Arti Makanan Dalam Pola Makan

Arti Makanan Dalam Pola Makan

Arti Makanan Dalam Pola Makan – Tujuan dari penelitian ini adalah untuk memverifikasi secara konseptual dan empiris makna konstruk makanan, sekaligus mengadaptasi dan memvalidasi Kuisioner Makna Makanan dalam Kehidupan yang diajukan oleh Arbit et al. (2017) ke dalam bahasa Spanyol dan membandingkan kelompok dengan pola makan spesifik dan non-spesifik dalam kaitannya dengan makna makanan.

Arti Makanan Dalam Pola Makan

suzannescuisine.com – Hasil menunjukkan bahwa versi skala yang diadaptasi mempertahankan lima faktor makna makanan, meskipun empat item dari versi aslinya harus dihilangkan. Analisis varians multivariat menunjukkan bahwa ada perbedaan yang signifikan dalam faktor moral dan sakral makna makanan ketika membandingkan orang dengan pola makan spesifik dan non-spesifik. Perbedaan signifikan dalam faktor moral, sakral dan sosial ditemukan ketika membandingkan antara orang-orang dengan diet tertentu, vegan/vegetarian dan orang-orang yang tidak mengkonsumsi gluten/laktosa atau sedang diet.

Keterbatasan/implikasi penelitian

Perbedaan makna yang dikaitkan dengan makanan dapat diamati di antara cara orang makan yang berbeda. Hal ini dapat berimplikasi pada etika, keberlanjutan dan kesejahteraan dengan mempertimbangkan karakteristik dari lima faktor makna makanan.

Orisinalitas/nilai

Studi ini menunjukkan bahwa makna makanan adalah proses yang kompleks dan rasional, di mana pola makan memainkan peran kunci dalam atribusi makna.

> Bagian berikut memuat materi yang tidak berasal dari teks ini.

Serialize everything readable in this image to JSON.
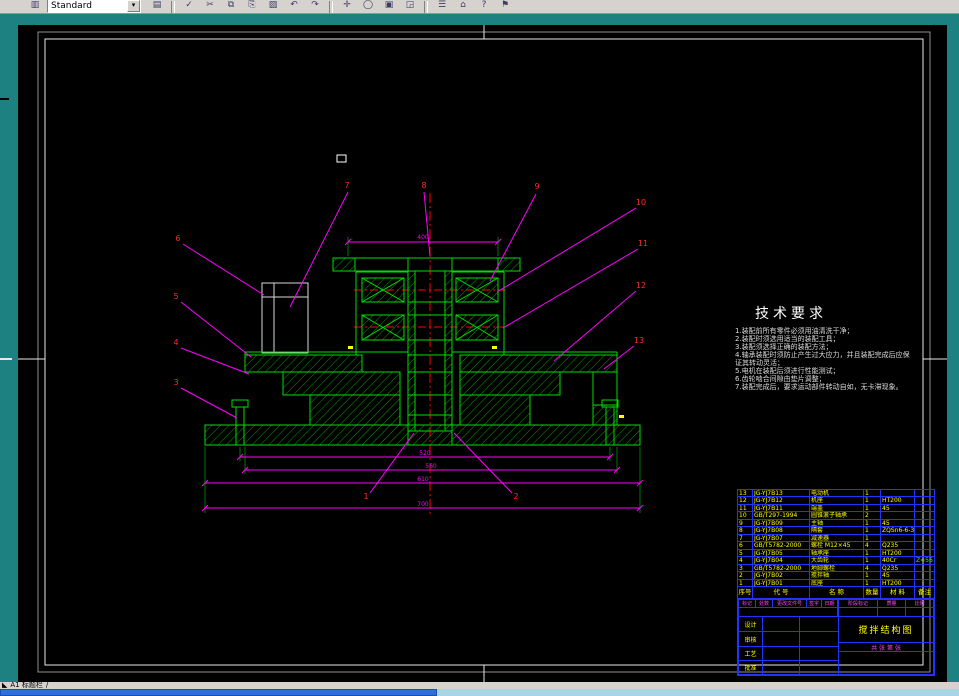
{
  "colors": {
    "workspace_teal": "#1d8181",
    "canvas_black": "#000000",
    "line_green": "#00dd00",
    "hatch_green": "#00a000",
    "dimension_magenta": "#ff00ff",
    "callout_red": "#ff2a2a",
    "table_blue": "#2233ff",
    "text_yellow": "#ffff00"
  },
  "toolbar": {
    "style_value": "Standard",
    "dropdown_arrow": "▾",
    "icons": [
      {
        "name": "standards-icon",
        "glyph": "▥"
      },
      {
        "name": "layers-icon",
        "glyph": "▤"
      },
      {
        "name": "spellcheck-icon",
        "glyph": "✓"
      },
      {
        "name": "cut-icon",
        "glyph": "✂"
      },
      {
        "name": "copy-icon",
        "glyph": "⧉"
      },
      {
        "name": "paste-icon",
        "glyph": "⎘"
      },
      {
        "name": "match-properties-icon",
        "glyph": "▨"
      },
      {
        "name": "undo-icon",
        "glyph": "↶"
      },
      {
        "name": "redo-icon",
        "glyph": "↷"
      },
      {
        "name": "pan-icon",
        "glyph": "✛"
      },
      {
        "name": "zoom-realtime-icon",
        "glyph": "◯"
      },
      {
        "name": "zoom-window-icon",
        "glyph": "▣"
      },
      {
        "name": "zoom-previous-icon",
        "glyph": "◲"
      },
      {
        "name": "properties-icon",
        "glyph": "☰"
      },
      {
        "name": "designcenter-icon",
        "glyph": "⌂"
      },
      {
        "name": "help-icon",
        "glyph": "?"
      },
      {
        "name": "publish-icon",
        "glyph": "⚑"
      }
    ]
  },
  "drawing": {
    "callouts": [
      "1",
      "2",
      "3",
      "4",
      "5",
      "6",
      "7",
      "8",
      "9",
      "10",
      "11",
      "12",
      "13"
    ],
    "dimensions": {
      "top": "400",
      "d1": "520",
      "d2": "560",
      "d3": "610",
      "d4": "700"
    }
  },
  "tech_requirements": {
    "title": "技术要求",
    "items": [
      "1.装配前所有零件必须用油清洗干净；",
      "2.装配时须选用适当的装配工具；",
      "3.装配须选择正确的装配方法；",
      "4.轴承装配时须防止产生过大应力，并且装配完成后应保证其转动灵活；",
      "5.电机在装配后须进行性能测试；",
      "6.齿轮啮合间隙由垫片调整；",
      "7.装配完成后，要求运动部件转动自如，无卡滞现象。"
    ]
  },
  "bom": {
    "headers": [
      "序号",
      "代  号",
      "名  称",
      "数量",
      "材  料",
      "备注"
    ],
    "rows": [
      {
        "no": "13",
        "code": "JG-YJ7B13",
        "name": "电动机",
        "qty": "1",
        "material": "",
        "remark": ""
      },
      {
        "no": "12",
        "code": "JG-YJ7B12",
        "name": "机座",
        "qty": "1",
        "material": "HT200",
        "remark": ""
      },
      {
        "no": "11",
        "code": "JG-YJ7B11",
        "name": "端盖",
        "qty": "1",
        "material": "45",
        "remark": ""
      },
      {
        "no": "10",
        "code": "GB/T297-1994",
        "name": "圆锥滚子轴承",
        "qty": "2",
        "material": "",
        "remark": ""
      },
      {
        "no": "9",
        "code": "JG-YJ7B09",
        "name": "主轴",
        "qty": "1",
        "material": "45",
        "remark": ""
      },
      {
        "no": "8",
        "code": "JG-YJ7B08",
        "name": "隔套",
        "qty": "1",
        "material": "ZQSn6-6-3",
        "remark": ""
      },
      {
        "no": "7",
        "code": "JG-YJ7B07",
        "name": "减速器",
        "qty": "1",
        "material": "",
        "remark": ""
      },
      {
        "no": "6",
        "code": "GB/T5782-2000",
        "name": "螺栓 M12×45",
        "qty": "4",
        "material": "Q235",
        "remark": ""
      },
      {
        "no": "5",
        "code": "JG-YJ7B05",
        "name": "轴承座",
        "qty": "1",
        "material": "HT200",
        "remark": ""
      },
      {
        "no": "4",
        "code": "JG-YJ7B04",
        "name": "大齿轮",
        "qty": "1",
        "material": "40Cr",
        "remark": "Z=56"
      },
      {
        "no": "3",
        "code": "GB/T5782-2000",
        "name": "地脚螺栓",
        "qty": "4",
        "material": "Q235",
        "remark": ""
      },
      {
        "no": "2",
        "code": "JG-YJ7B02",
        "name": "搅拌轴",
        "qty": "1",
        "material": "45",
        "remark": ""
      },
      {
        "no": "1",
        "code": "JG-YJ7B01",
        "name": "底座",
        "qty": "1",
        "material": "HT200",
        "remark": ""
      }
    ]
  },
  "title_block": {
    "drawing_title": "搅拌结构图",
    "header_cells": [
      "标记",
      "处数",
      "更改文件号",
      "签字",
      "日期"
    ],
    "staff_rows": [
      "设计",
      "审核",
      "工艺",
      "批准"
    ],
    "stage_label": "阶段标记",
    "weight_label": "质量",
    "scale_label": "比例",
    "sheet_label": "共 张 第 张"
  },
  "status": {
    "corner_glyph": "◣",
    "tab_label": "A1 标题栏",
    "divider": "/"
  }
}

Makanan yang kita makan adalah salah satu perhatian utama masyarakat kontemporer dan semakin menarik perhatian lembaga publik, mendorong rencana, program dan strategi yang mencoba untuk menyelesaikan masalah utama yang mempengaruhi produksi pangan. Minat yang meningkat ini mungkin terkait dengan dampak produk yang kita makan terhadap kesehatan kita, serta kekhawatiran tentang jumlah sumber daya lingkungan yang diperlukan untuk mempertahankan kondisi konsumsi saat ini. Alasan lain yang mungkin adalah perbedaan nyata antara masyarakat yang mengonsumsi dan membuang makanan dalam jumlah berlebihan dibandingkan dengan kelaparan yang lazim di bagian lain dunia.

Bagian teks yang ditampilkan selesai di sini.